Padahal, lanjutnya,, jasa dan peran umat Islam sangatlah besar dalam penegakan NKRI yang berdasarkan Pancasila dan Bhinneka Tunggal Ika. Bahkan, sejak masa perlawanan terhadap penjajahan hingga perjuangan menegakkan kemerdekaan.
Begitu pula, kehidupan nasional Indonesia yang relatif stabil dari dulu hingga sekarang adalah karena toleransi tinggi umat Islam yang hidup berdampingan rukun dan damai tanpa memandang suku, agama, ras, dan (antar) golongan. Tidak dapat dibayangkan keadaan Indonesia jika umat Islam tidak toleran,” ungkap Din melalui keterangan tertulisnya, sebagaimana dilansir Okezone, Ahad (7/5/2017).

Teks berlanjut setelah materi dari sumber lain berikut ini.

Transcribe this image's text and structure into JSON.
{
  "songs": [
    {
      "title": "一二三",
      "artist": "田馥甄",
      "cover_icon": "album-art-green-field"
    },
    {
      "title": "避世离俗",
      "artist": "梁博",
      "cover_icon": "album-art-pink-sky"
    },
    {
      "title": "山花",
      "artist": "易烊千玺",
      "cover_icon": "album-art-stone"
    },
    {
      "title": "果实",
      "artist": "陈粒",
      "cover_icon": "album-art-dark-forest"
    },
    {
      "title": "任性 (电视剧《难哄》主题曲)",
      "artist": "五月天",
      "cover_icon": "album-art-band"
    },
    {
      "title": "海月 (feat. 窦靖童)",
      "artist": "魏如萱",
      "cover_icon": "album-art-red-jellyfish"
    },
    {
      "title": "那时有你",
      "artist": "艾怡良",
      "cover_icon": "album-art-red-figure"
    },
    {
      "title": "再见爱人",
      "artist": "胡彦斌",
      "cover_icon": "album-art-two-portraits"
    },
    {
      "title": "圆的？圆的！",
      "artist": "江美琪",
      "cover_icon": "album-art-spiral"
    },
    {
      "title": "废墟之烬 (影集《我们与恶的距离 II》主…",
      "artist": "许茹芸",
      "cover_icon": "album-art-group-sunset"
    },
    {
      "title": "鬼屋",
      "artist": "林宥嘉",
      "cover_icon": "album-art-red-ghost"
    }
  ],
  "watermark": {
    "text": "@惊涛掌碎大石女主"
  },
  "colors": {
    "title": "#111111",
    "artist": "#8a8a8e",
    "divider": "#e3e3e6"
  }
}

Mantan Ketua PP Muhammadiyah itu menjelaskan, kelompok umat Islam yang juga didukung elemen-elemen lain memprotes penistaan agama adalah karena penistaan itu mengganggu kerukunan dan menggoyahkan kebinekaan. Mereka menggugat ketidakadilan ekonomi karena itu bertentangan dengan Sila Kelima Pancasila.
“Keadilan sosial bagi seluruh rakyat Indonesia. Bahwa mereka menggugat ketidakadilan hukum adalah karena negara kita adalah negara berdasarkan hukum,” ujar Din.

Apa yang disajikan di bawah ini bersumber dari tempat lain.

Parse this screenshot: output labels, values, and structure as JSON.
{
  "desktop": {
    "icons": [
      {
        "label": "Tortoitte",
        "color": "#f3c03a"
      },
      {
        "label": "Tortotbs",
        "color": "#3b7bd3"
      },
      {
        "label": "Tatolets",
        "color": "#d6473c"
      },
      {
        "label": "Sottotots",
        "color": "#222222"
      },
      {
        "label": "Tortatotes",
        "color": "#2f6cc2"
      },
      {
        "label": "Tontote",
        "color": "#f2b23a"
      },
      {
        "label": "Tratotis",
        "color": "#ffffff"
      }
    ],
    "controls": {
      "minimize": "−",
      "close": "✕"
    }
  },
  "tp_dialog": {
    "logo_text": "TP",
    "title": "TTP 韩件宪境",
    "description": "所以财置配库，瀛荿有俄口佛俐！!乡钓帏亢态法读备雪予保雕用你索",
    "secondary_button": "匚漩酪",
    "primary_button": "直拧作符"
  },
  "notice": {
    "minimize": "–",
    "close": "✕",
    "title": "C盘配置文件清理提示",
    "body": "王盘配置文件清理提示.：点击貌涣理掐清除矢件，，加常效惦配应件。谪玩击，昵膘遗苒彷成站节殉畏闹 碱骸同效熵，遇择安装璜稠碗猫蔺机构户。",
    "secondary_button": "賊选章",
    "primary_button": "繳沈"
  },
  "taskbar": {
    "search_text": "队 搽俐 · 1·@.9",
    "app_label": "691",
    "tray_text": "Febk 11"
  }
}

Dengan kenyataan seperti itu, Din mempertanyakan siapa sebenarnya yang intoleran dan anti kebhinekaan? Apakah pihak yang memprotes penistaan terhadap pihak lain karena mengganggu kerukunan, dan menggugat ketidakadilan ekonomi dan hukum.

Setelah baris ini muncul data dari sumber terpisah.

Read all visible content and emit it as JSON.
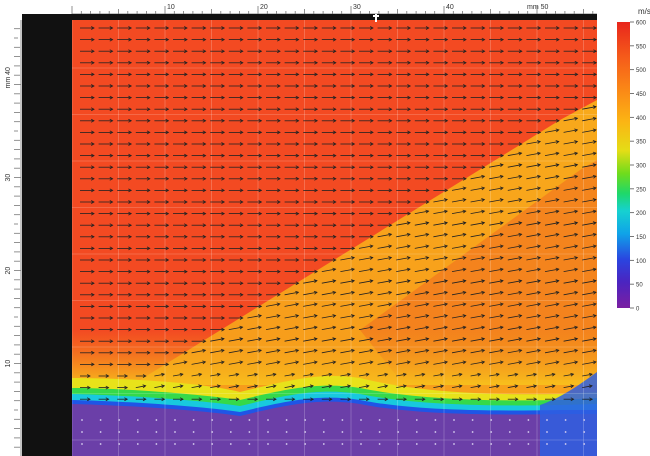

“Atau justru pihak yang mendukung pengganggu kerukunan dan anti kebhinekaan dengan memasuki wilayah keyakinan orang lain, serta mendukung (atau didukung oleh) para pemilik modal yang karena kekayaannya ingin mendiktekan kehidupan nasional sambil berkecak pinggang atas penderitaan mayoritas rakyat?” papar Din.
Dia menjelaskan, saat ini adalah saatnya untuk menegakkan kerukunan sejati, bukan kerukunan semu yang mendukung penghinaan terhadap pihak lain, apalagi kerukunan rancu dengan menuduh pihak pemrotes penghinaan terhadap pihak lain sebagai intoleran dan anti kebhinekaan.
“Saatnya nalar bangsa dijernihkan, saatnya nurani bangsa diputihkan, dari kecenderungan manipulasi dan pemutarbalikan fakta. Katakanlah, jika kebenaran tiba, kebatilan akan sirna (QS 17:81),” tutup Din.